UniGTE: Unified Graph–Text Encoding for Zero-Shot Generalization across Graph Tasks and Domains
Generalizing to unseen graph tasks without task-specific supervision is challenging: conventional graph neural networks are typically tied to a fixed label space, while large language models (LLMs) struggle to capture graph structure. We introduce UniGTE, an instruction-tuned encoder–decoder framework that unifies structural and semantic reasoning. The encoder augments a pretrained autoregressive LLM with learnable alignment tokens and a structure-aware graph–text attention mechanism, enabling it to attend jointly to a tokenized graph and a natural-language task prompt while remaining permutation-invariant to node order. This yields compact, task-aware graph representations. Conditioned solely on these representations, a frozen LLM decoder predicts and reconstructs: it outputs the task answer and simultaneously paraphrases the input graph in natural language.
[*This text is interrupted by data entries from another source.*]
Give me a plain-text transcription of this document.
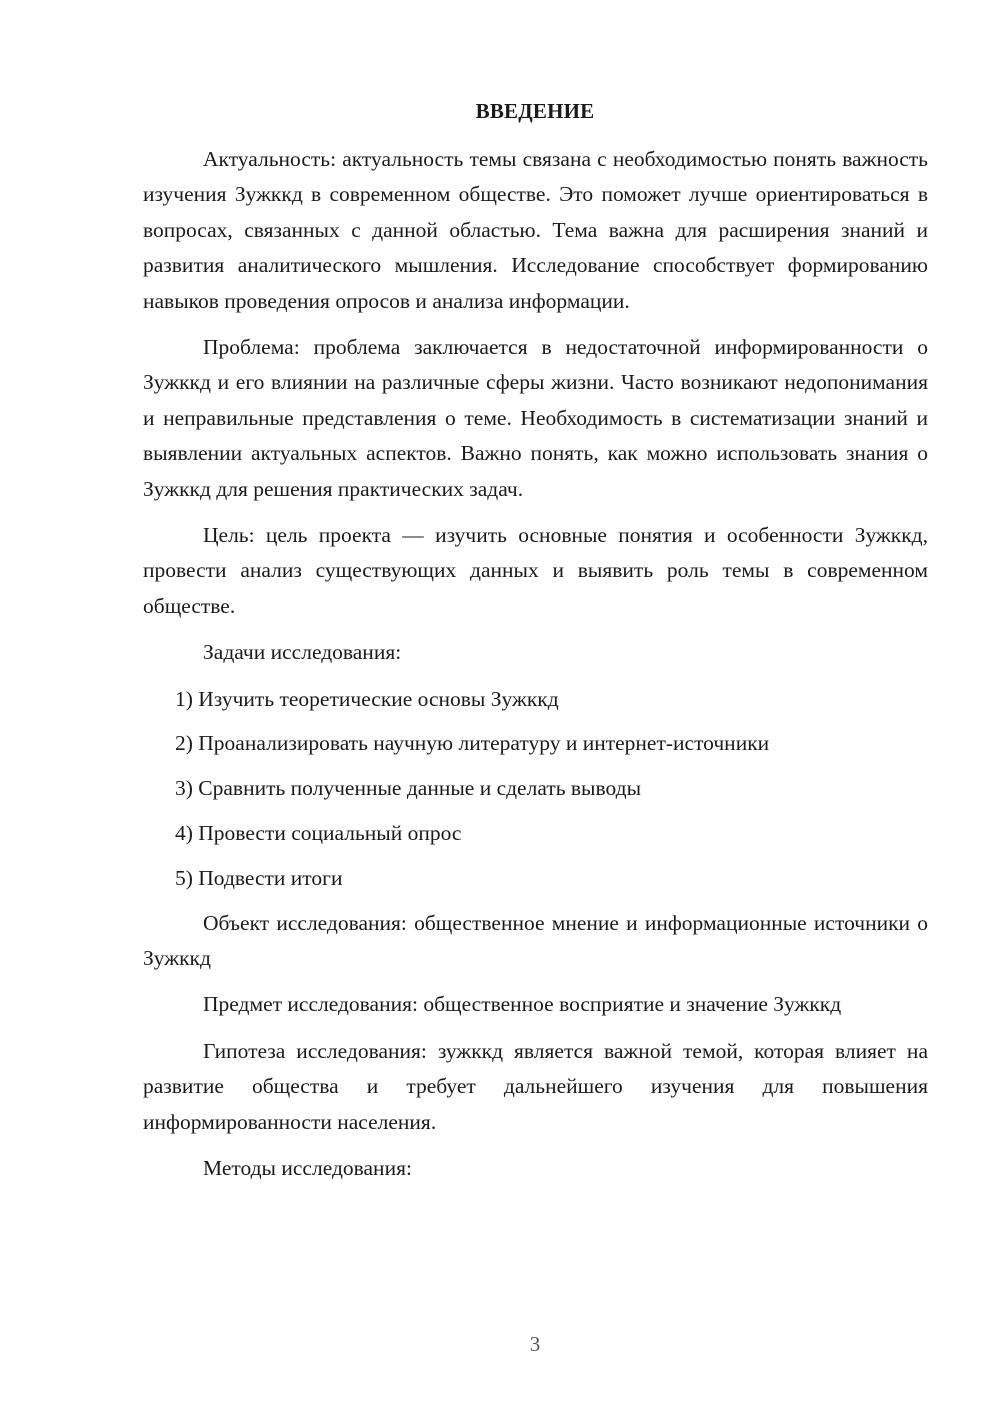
ВВЕДЕНИЕ

Актуальность: актуальность темы связана с необходимостью понять важность изучения Зужккд в современном обществе. Это поможет лучше ориентироваться в вопросах, связанных с данной областью. Тема важна для расширения знаний и развития аналитического мышления. Исследование способствует формированию навыков проведения опросов и анализа информации.

Проблема: проблема заключается в недостаточной информированности о Зужккд и его влиянии на различные сферы жизни. Часто возникают недопонимания и неправильные представления о теме. Необходимость в систематизации знаний и выявлении актуальных аспектов. Важно понять, как можно использовать знания о Зужккд для решения практических задач.

Цель: цель проекта — изучить основные понятия и особенности Зужккд, провести анализ существующих данных и выявить роль темы в современном обществе.

Задачи исследования:

1) Изучить теоретические основы Зужккд

2) Проанализировать научную литературу и интернет-источники

3) Сравнить полученные данные и сделать выводы

4) Провести социальный опрос

5) Подвести итоги

Объект исследования: общественное мнение и информационные источники о Зужккд

Предмет исследования: общественное восприятие и значение Зужккд

Гипотеза исследования: зужккд является важной темой, которая влияет на развитие общества и требует дальнейшего изучения для повышения информированности населения.

Методы исследования:

3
The reconstruction objective regularizes the encoder to preserve structural cues. UniGTE is instruction-tuned on five datasets spanning node-, edge-, and graph-level tasks across diverse domains, yet requires no fine-tuning at inference. It achieves new state-of-the-art zero-shot results on node classification, link prediction, graph classification and graph regression under cross-task and cross-domain settings, demonstrating that tight integration of graph structure with LLM semantics enables robust, transferable graph reasoning.